A week later, I demanded an audience. I did not request it. I demanded it.

I stood before the Iron Throne, Rhaenyra a solid, silent presence at my side. Otto and Alicent flanked my father.

"I am leaving," I said, my voice flat, devoid of any emotion that he could use against me.

"Leaving?" my father echoed, weary and confused.

"You want peace in your house? You want your reign to be untroubled by the son you despise? Then you will pay for it."

Otto took a step forward. "You speak to your King, Prince."

"I speak to my father," I said, not taking my eyes off Viserys. "And I am giving him a choice. You will name Rhaenyra your official heir, before all the court. You will reaffirm it with oaths from every lord present. And you will give me one million golden dragons."

The audacity of the demand sucked the air from the room. Even Rhaenyra looked at me, her eyes wide.

"One million…?" Viserys breathed. "For what?"

"For my silence. For my absence. For me to take my hatred and my claim—yes, Father, my claim, for I am your son just as much as she is your daughter—and I will bury it on Dragonstone. You will give me the coin, you will publicly secure my sister's rights, and I will go. I will be your problem no longer."

"And if I refuse?" he asked, his voice a whisper.

I smiled then, a cold, terrible smile. "Then I will become your nightmare. I will stand on the walls of the Red Keep and tell every smallfolk, every knight, every lord who will listen how you killed my mother for a son and then married her lady-in-waiting. I will not rest until the name Viserys Targaryen is synonymous with weakness and betrayal. I will make you so despised that the throne itself will reject you. And if that is not enough…" I looked him dead in the eye. "I will take a knife and open my own wrists in the middle of the court. My blood will be on your hands, a final, eternal stain. The King who hounded his own son to suicide. Is that the legacy you want?"

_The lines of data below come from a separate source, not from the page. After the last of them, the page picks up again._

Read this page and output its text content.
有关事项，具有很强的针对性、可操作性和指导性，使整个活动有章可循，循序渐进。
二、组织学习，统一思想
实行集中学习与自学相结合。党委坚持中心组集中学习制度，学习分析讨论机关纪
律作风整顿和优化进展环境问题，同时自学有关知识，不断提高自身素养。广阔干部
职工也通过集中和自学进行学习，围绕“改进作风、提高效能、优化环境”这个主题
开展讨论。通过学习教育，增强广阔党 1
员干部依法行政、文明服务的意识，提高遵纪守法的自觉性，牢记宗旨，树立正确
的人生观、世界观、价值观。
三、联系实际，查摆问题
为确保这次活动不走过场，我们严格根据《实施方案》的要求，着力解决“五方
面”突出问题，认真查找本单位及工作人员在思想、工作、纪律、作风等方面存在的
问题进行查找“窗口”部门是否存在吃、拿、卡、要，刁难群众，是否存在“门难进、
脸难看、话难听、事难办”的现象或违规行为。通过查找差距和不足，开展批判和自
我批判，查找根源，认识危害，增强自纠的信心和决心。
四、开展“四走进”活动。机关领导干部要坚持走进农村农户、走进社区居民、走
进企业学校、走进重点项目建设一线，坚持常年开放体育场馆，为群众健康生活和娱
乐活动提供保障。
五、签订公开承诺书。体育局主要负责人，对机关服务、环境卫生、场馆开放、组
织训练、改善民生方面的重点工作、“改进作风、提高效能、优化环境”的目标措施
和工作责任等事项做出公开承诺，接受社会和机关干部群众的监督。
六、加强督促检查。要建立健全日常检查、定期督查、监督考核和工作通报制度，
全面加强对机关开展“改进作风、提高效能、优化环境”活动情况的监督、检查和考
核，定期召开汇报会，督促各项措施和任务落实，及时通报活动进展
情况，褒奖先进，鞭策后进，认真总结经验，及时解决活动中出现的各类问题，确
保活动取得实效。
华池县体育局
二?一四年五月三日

I saw the terror in his eyes. He was a weak man who prized peace above all else. He would pay any price to make the conflict end.

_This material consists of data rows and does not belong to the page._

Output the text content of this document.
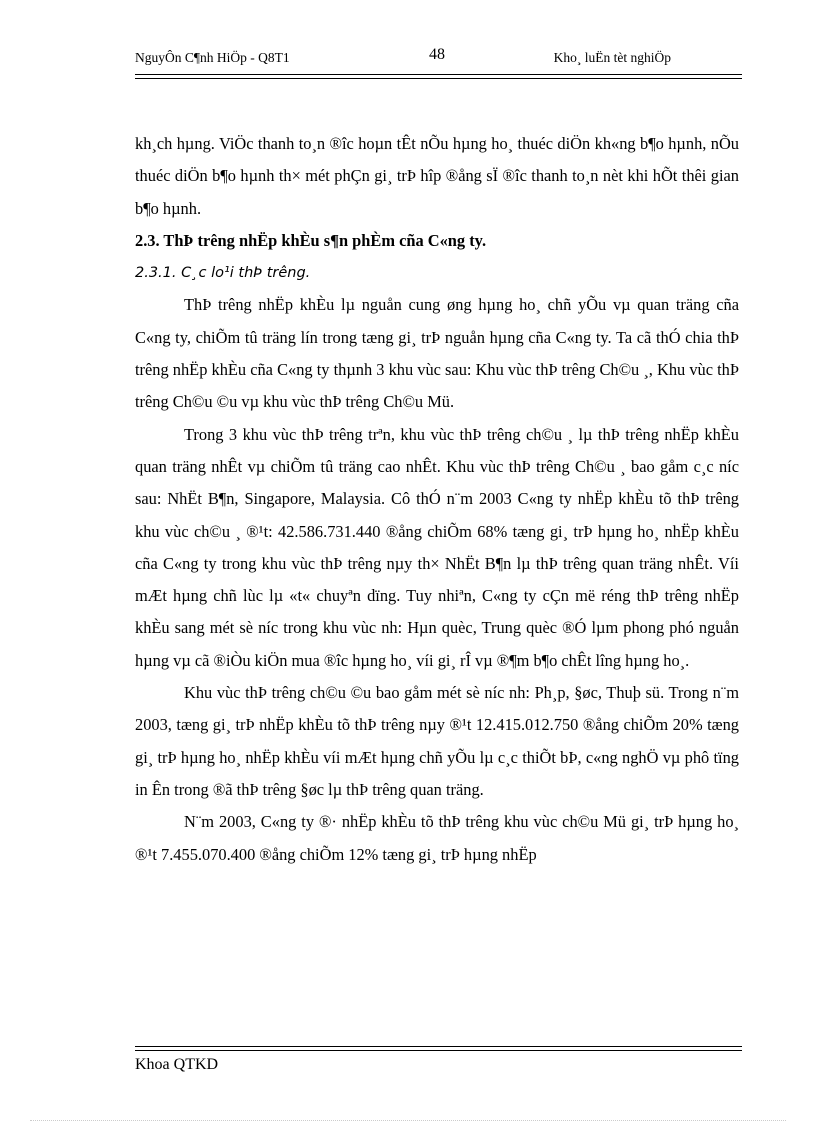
NguyÔn C¶nh HiÖp - Q8T1	48	Kho¸ luËn tèt nghiÖp

kh¸ch hµng. ViÖc thanh to¸n ®îc hoµn tÊt nÕu hµng ho¸ thuéc diÖn kh«ng b¶o hµnh, nÕu thuéc diÖn b¶o hµnh th× mét phÇn gi¸ trÞ hîp ®ång sÏ ®îc thanh to¸n nèt khi hÕt thêi gian b¶o hµnh.

2.3. ThÞ trêng nhËp khÈu s¶n phÈm cña C«ng ty.

2.3.1. C¸c lo¹i thÞ trêng.

ThÞ trêng nhËp khÈu lµ nguån cung øng hµng ho¸ chñ yÕu vµ quan träng cña C«ng ty, chiÕm tû träng lín trong tæng gi¸ trÞ nguån hµng cña C«ng ty. Ta cã thÓ chia thÞ trêng nhËp khÈu cña C«ng ty thµnh 3 khu vùc sau: Khu vùc thÞ trêng Ch©u ¸, Khu vùc thÞ trêng Ch©u ©u vµ khu vùc thÞ trêng Ch©u Mü.

Trong 3 khu vùc thÞ trêng trªn, khu vùc thÞ trêng ch©u ¸ lµ thÞ trêng nhËp khÈu quan träng nhÊt vµ chiÕm tû träng cao nhÊt. Khu vùc thÞ trêng Ch©u ¸ bao gåm c¸c níc sau: NhËt B¶n, Singapore, Malaysia. Cô thÓ n¨m 2003 C«ng ty nhËp khÈu tõ thÞ trêng khu vùc ch©u ¸ ®¹t: 42.586.731.440 ®ång chiÕm 68% tæng gi¸ trÞ hµng ho¸ nhËp khÈu cña C«ng ty trong khu vùc thÞ trêng nµy th× NhËt B¶n lµ thÞ trêng quan träng nhÊt. Víi mÆt hµng chñ lùc lµ «t« chuyªn dïng. Tuy nhiªn, C«ng ty cÇn më réng thÞ trêng nhËp khÈu sang mét sè níc trong khu vùc nh: Hµn quèc, Trung quèc ®Ó lµm phong phó nguån hµng vµ cã ®iÒu kiÖn mua ®îc hµng ho¸ víi gi¸ rÎ vµ ®¶m b¶o chÊt lîng hµng ho¸.

Khu vùc thÞ trêng ch©u ©u bao gåm mét sè níc nh: Ph¸p, §øc, Thuþ sü. Trong n¨m 2003, tæng gi¸ trÞ nhËp khÈu tõ thÞ trêng nµy ®¹t 12.415.012.750 ®ång chiÕm 20% tæng gi¸ trÞ hµng ho¸ nhËp khÈu víi mÆt hµng chñ yÕu lµ c¸c thiÕt bÞ, c«ng nghÖ vµ phô tïng in Ên trong ®ã thÞ trêng §øc lµ thÞ trêng quan träng.

N¨m 2003, C«ng ty ®· nhËp khÈu tõ thÞ trêng khu vùc ch©u Mü gi¸ trÞ hµng ho¸ ®¹t 7.455.070.400 ®ång chiÕm 12% tæng gi¸ trÞ hµng nhËp

Khoa QTKD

Otto Hightower was silently ecstatic. He was getting rid of two rival claimants in one move, and all it cost was gold from a treasury he did not yet control.

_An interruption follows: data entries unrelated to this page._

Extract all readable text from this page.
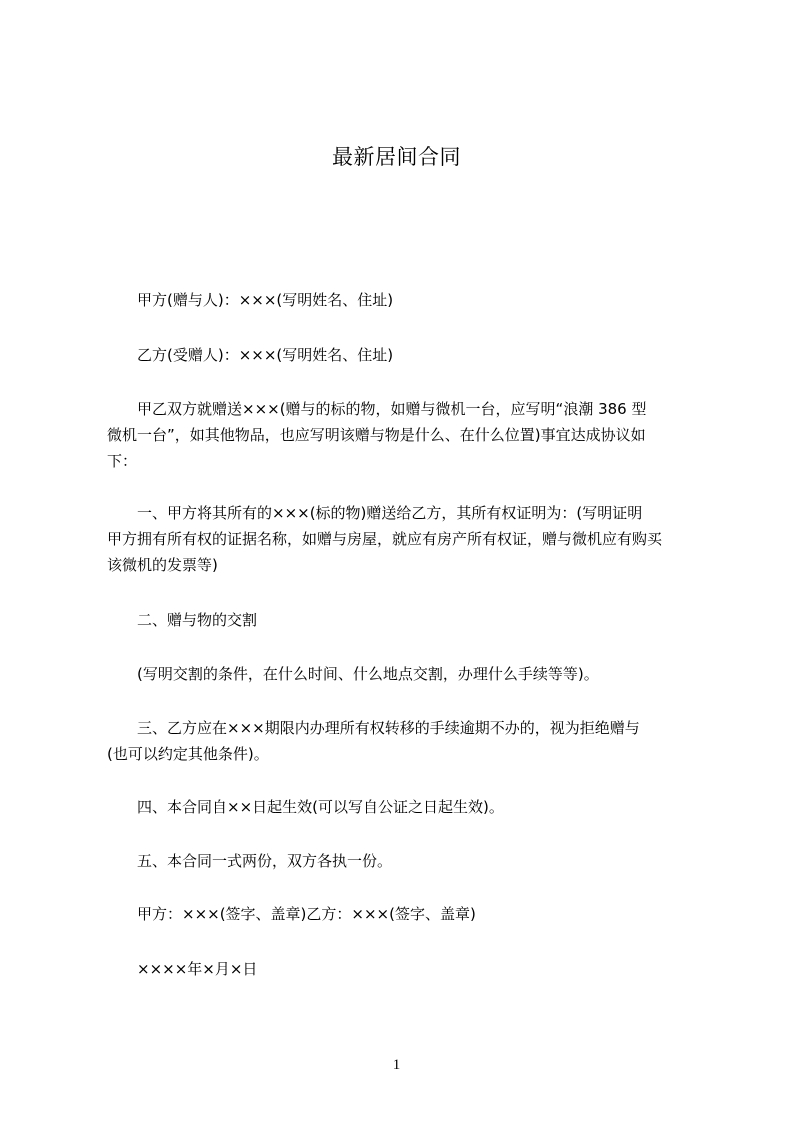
最新居间合同

甲方(赠与人)：×××(写明姓名、住址)

乙方(受赠人)：×××(写明姓名、住址)

甲乙双方就赠送×××(赠与的标的物，如赠与微机一台，应写明“浪潮 386 型
微机一台”，如其他物品，也应写明该赠与物是什么、在什么位置)事宜达成协议如
下：

一、甲方将其所有的×××(标的物)赠送给乙方，其所有权证明为：(写明证明
甲方拥有所有权的证据名称，如赠与房屋，就应有房产所有权证，赠与微机应有购买
该微机的发票等)

二、赠与物的交割

(写明交割的条件，在什么时间、什么地点交割，办理什么手续等等)。

三、乙方应在×××期限内办理所有权转移的手续逾期不办的，视为拒绝赠与
(也可以约定其他条件)。

四、本合同自××日起生效(可以写自公证之日起生效)。

五、本合同一式两份，双方各执一份。

甲方：×××(签字、盖章)乙方：×××(签字、盖章)

××××年×月×日

1
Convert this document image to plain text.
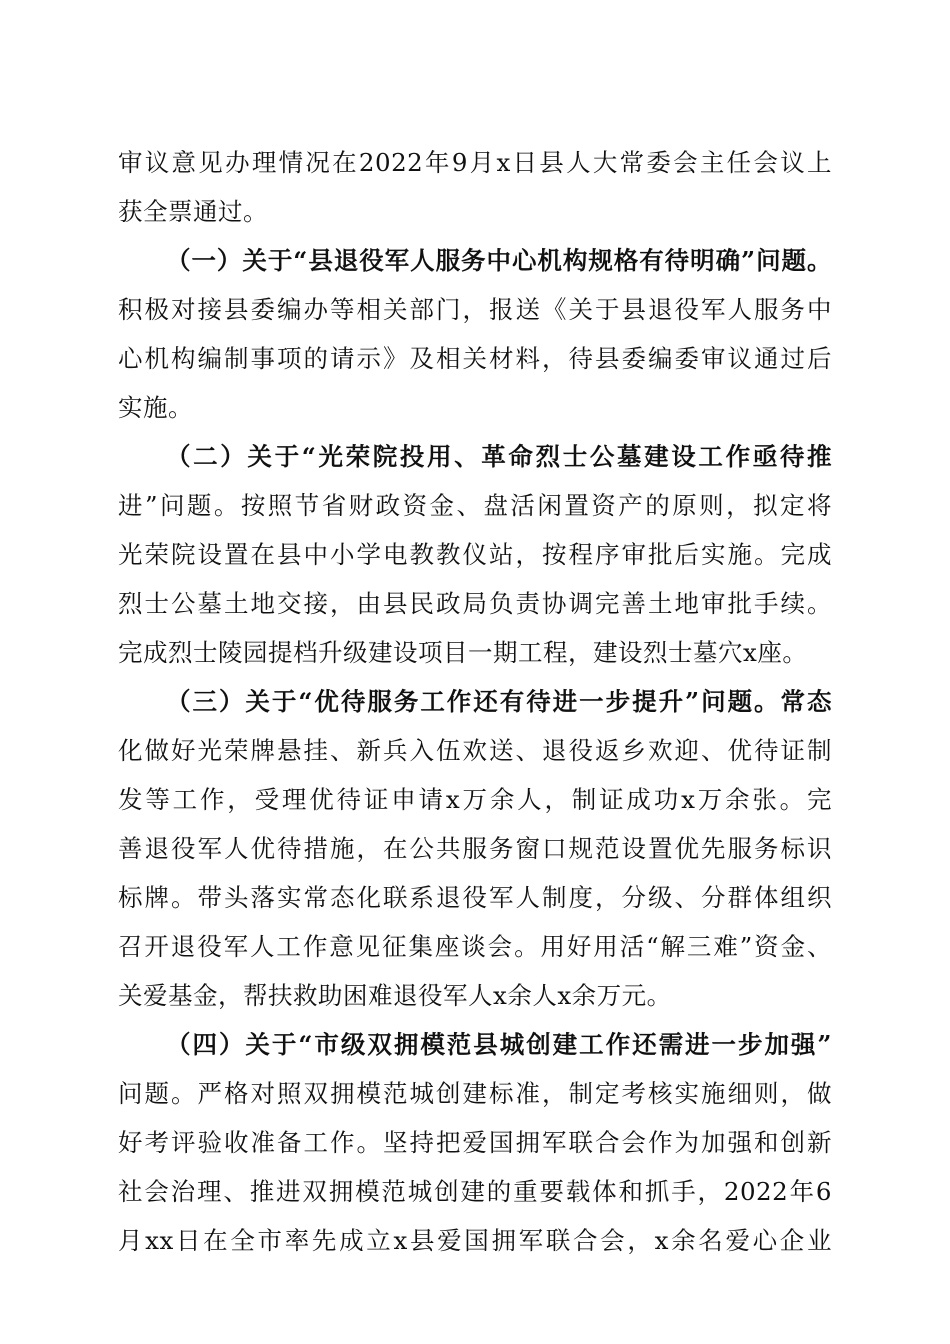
审议意见办理情况在2022年9月x日县人大常委会主任会议上
获全票通过。
（一）关于“县退役军人服务中心机构规格有待明确”问题。
积极对接县委编办等相关部门，报送《关于县退役军人服务中
心机构编制事项的请示》及相关材料，待县委编委审议通过后
实施。
（二）关于“光荣院投用、革命烈士公墓建设工作亟待推
进”问题。按照节省财政资金、盘活闲置资产的原则，拟定将
光荣院设置在县中小学电教教仪站，按程序审批后实施。完成
烈士公墓土地交接，由县民政局负责协调完善土地审批手续。
完成烈士陵园提档升级建设项目一期工程，建设烈士墓穴x座。
（三）关于“优待服务工作还有待进一步提升”问题。常态
化做好光荣牌悬挂、新兵入伍欢送、退役返乡欢迎、优待证制
发等工作，受理优待证申请x万余人，制证成功x万余张。完
善退役军人优待措施，在公共服务窗口规范设置优先服务标识
标牌。带头落实常态化联系退役军人制度，分级、分群体组织
召开退役军人工作意见征集座谈会。用好用活“解三难”资金、
关爱基金，帮扶救助困难退役军人x余人x余万元。
（四）关于“市级双拥模范县城创建工作还需进一步加强”
问题。严格对照双拥模范城创建标准，制定考核实施细则，做
好考评验收准备工作。坚持把爱国拥军联合会作为加强和创新
社会治理、推进双拥模范城创建的重要载体和抓手，2022年6
月xx日在全市率先成立x县爱国拥军联合会，x余名爱心企业
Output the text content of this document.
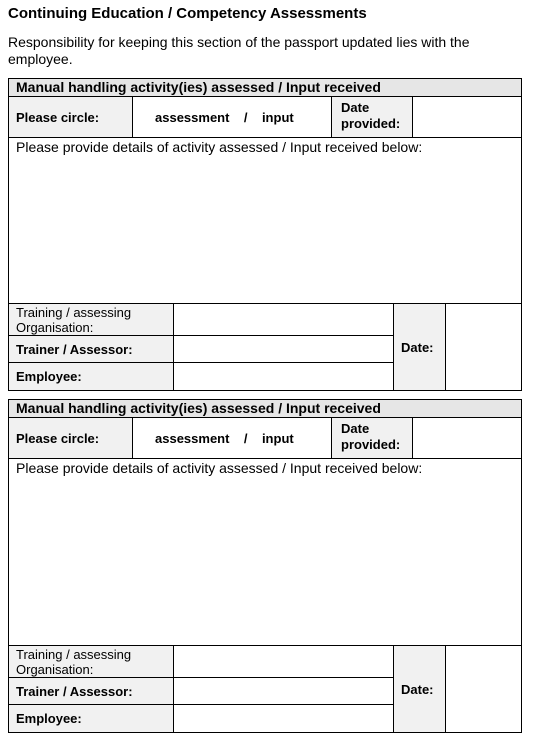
Continuing Education / Competency Assessments
Responsibility for keeping this section of the passport updated lies with the employee.
Manual handling activity(ies) assessed / Input received
Please circle:	assessment    /    input
Date
provided:
Please provide details of activity assessed / Input received below:
Training / assessing
Organisation:
Trainer / Assessor:
Employee:
Date:
Manual handling activity(ies) assessed / Input received
Please circle:	assessment    /    input
Date
provided:
Please provide details of activity assessed / Input received below:
Training / assessing
Organisation:
Trainer / Assessor:
Employee:
Date:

With a voice choked with shame and defeat, King Viserys I agreed.

The ceremony was held the next day. Lords swore fealty to Princess Rhaenyra of Dragonstone, the Heir to the Iron Throne. And a fortune in gold was loaded onto a ship.

As we boarded the vessel that would take us to Dragonstone—Rhaenyra, myself, and Yohanna, our mother's steadfast companion and now our most loyal protector—I took one last look at the Red Keep. I felt no triumph, only the cold satisfaction of a necessary victory.

My father stood on a balcony, watching us go. I did not wave.

The war was over. The battle for the throne had just begun. And I had secured our first, crucial victory not with a dragon, but with the weapon I knew best: the ruthless exploitation of a weak man's greatest fears.